Namely, I'm stuck at understanding how to calculate the probability that the amount of time elapsed since the 2nd customer arrives is greater than 10 minutes given that one customer arrives within 10 minutes i.e. Pr(V1 + V2 > 10 | V1 <= 10)
How do we figure out this probability?
If $V_1,V_2,\ldots$ are i.i.d. $\mathsf{Expo}(\lambda)$ random variables, it is straightforward to show by induction that $S_n := \sum_{i=1}^n V_n$ has Erlang distribution with density $$ f_n(t) = \frac{\lambda(\lambda t)^{n-1}}{(n-1)!} e^{-\lambda t},\ t>0. $$ It follows then that $$ \mathbb P(S_n \leqslant T) = \int_0^T \frac{\lambda(\lambda t)^{n-1}}{(n-1)!} e^{-\lambda t}\ \mathsf dt = 1-\sum_{k=0}^{n-1}\frac{(\lambda T)^n}{k!} e^{-\lambda T}.\tag 1$$ Here $n=2$, $\lambda = \frac1{10}$, and $T=10$, and so the desired probability is $1-2e^{-1}$.

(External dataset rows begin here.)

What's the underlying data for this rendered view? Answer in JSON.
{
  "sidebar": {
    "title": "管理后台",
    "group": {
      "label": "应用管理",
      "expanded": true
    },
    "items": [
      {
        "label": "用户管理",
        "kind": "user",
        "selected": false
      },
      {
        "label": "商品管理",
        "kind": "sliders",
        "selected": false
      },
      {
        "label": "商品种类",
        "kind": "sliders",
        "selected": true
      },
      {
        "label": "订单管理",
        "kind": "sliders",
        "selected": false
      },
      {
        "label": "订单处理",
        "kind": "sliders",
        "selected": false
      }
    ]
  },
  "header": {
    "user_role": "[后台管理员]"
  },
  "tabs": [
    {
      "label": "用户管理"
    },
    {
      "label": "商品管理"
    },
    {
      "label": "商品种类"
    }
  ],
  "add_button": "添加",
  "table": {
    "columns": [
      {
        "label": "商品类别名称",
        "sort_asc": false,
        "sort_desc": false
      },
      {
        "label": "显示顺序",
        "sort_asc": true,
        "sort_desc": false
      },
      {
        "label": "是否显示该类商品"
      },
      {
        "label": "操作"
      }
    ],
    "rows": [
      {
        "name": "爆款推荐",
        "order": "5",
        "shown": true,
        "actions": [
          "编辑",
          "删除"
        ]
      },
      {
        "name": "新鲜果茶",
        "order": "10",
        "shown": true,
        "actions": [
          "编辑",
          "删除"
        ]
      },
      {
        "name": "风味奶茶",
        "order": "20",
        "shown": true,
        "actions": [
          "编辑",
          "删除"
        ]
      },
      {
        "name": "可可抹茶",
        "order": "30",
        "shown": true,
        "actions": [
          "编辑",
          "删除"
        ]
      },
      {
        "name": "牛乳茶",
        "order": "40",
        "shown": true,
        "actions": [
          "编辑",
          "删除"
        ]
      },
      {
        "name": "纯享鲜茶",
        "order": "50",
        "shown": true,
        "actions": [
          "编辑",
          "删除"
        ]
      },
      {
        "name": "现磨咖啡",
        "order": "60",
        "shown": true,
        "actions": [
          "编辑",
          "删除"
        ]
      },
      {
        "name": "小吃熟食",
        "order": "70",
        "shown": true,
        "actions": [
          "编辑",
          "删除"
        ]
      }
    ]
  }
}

Alternatively (as Henry suggested), you could compute this probability by a double integral of the joint density of $(V_1,V_2)$:
\begin{align} \mathbb P(V_1+V_2\leqslant T) &= \iint_{\{(s,t)\in (0,T)^2 : s<t\}} f_{V_1,V_2}(s,t)\ \mathsf ds\ \mathsf dt\\ &= \int_0^T \int_0^{T-t} \lambda e^{-\lambda s}\lambda e^{-\lambda t}\mathsf ds\ \mathsf dt\\ &= 1-(1+\lambda T)e^{-\lambda T}, \end{align} which is the same as $(1)$ when $n=2$.